At the core of Gymnopedies is the collapse and unfolding of time. Experiencing the piece, I am constantly aware of traversing multiple eras and locations, from ancient Greece to nineteenth-century France, from the Old West to contemporary, rural America. It is almost an exhausting experience, for I feel a bit like the unnamed traveler in H.G. Wells’s The Time Machine, or perhaps more accurately like Captain Picard from Star Trek’s The Next Generation, ever moving throughout the universe as a witness to the social and cultural structures that unite—or divide—us as beings. Watching Gymnopedies I am fully aware that I don’t quite belong to its conflicted world. There are familiar elements in the piece (the music, the images, the props), but they reside in a place slightly outside my direct experience, existing only in a hazy cloud of learned references. I cannot help feeling like I don’t belong here, that I am a foreigner who has, by some strange rip in the universe’s space-time continuum, happened upon the filming of an old-fashioned Western and has been hired as one of the extras. For as strangely familiar as it is, I might as well be experiencing this work from the holodeck on The Enterprise.

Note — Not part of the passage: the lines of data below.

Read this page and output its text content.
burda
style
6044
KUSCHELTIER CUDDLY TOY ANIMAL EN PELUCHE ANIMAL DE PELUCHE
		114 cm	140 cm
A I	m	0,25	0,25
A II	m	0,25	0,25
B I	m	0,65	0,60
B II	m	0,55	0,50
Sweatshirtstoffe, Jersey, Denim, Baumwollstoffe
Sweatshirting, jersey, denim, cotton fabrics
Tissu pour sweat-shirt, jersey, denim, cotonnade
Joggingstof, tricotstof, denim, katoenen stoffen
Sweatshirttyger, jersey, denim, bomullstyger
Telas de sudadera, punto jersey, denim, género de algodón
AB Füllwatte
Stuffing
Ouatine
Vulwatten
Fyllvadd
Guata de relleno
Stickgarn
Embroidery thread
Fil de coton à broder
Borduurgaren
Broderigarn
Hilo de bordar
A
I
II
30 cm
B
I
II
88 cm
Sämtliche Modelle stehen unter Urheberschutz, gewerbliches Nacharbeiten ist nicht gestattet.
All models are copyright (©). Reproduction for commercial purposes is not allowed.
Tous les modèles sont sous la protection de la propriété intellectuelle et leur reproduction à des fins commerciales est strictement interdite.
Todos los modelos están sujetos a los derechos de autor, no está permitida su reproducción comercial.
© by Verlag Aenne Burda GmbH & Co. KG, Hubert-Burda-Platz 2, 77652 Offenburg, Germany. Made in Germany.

Somewhat connected yet distanced from the scenes unfolding around me, I continually shift back and forth from inside and outside myself. This topsy-turvy sensation is exactly what the artists Bull.Miletic themselves experienced while recording the video footage of the rodeo in Castro Valley, California. Hailing from Scandinavia and Eastern Europe, neither artist had ever attended a real rodeo competition; their only past association with the sport had been through watching Western films. It is no wonder then that their interpretation of the rodeo hints at the myth of the cowboy and the Old West, while simultaneously exposing its brutality and beauty. Through their eyes, I am witness to an exotic, disturbing, and exciting event.

As Gymnopedies comes to an end and the credits start rolling, I gradually return to my senses. I realize I wasn’t at a rodeo after all, I was just sitting on a bale of straw in a darkened room and watching flickering lights on a wall. I stretch my arms and legs and get up to leave. Crossing the threshold once again, I step out of the magical, mysterious space of the gallery and cross back over into the buzz of reality. How wonderfully refreshing it was to travel to another world and time, if only for just a few precious minutes! Perhaps one day scientists will learn to harness the fluid potential of space and use it to beam us to faraway universes. We shall see. In the meantime, I’ve always got Gymnopedies.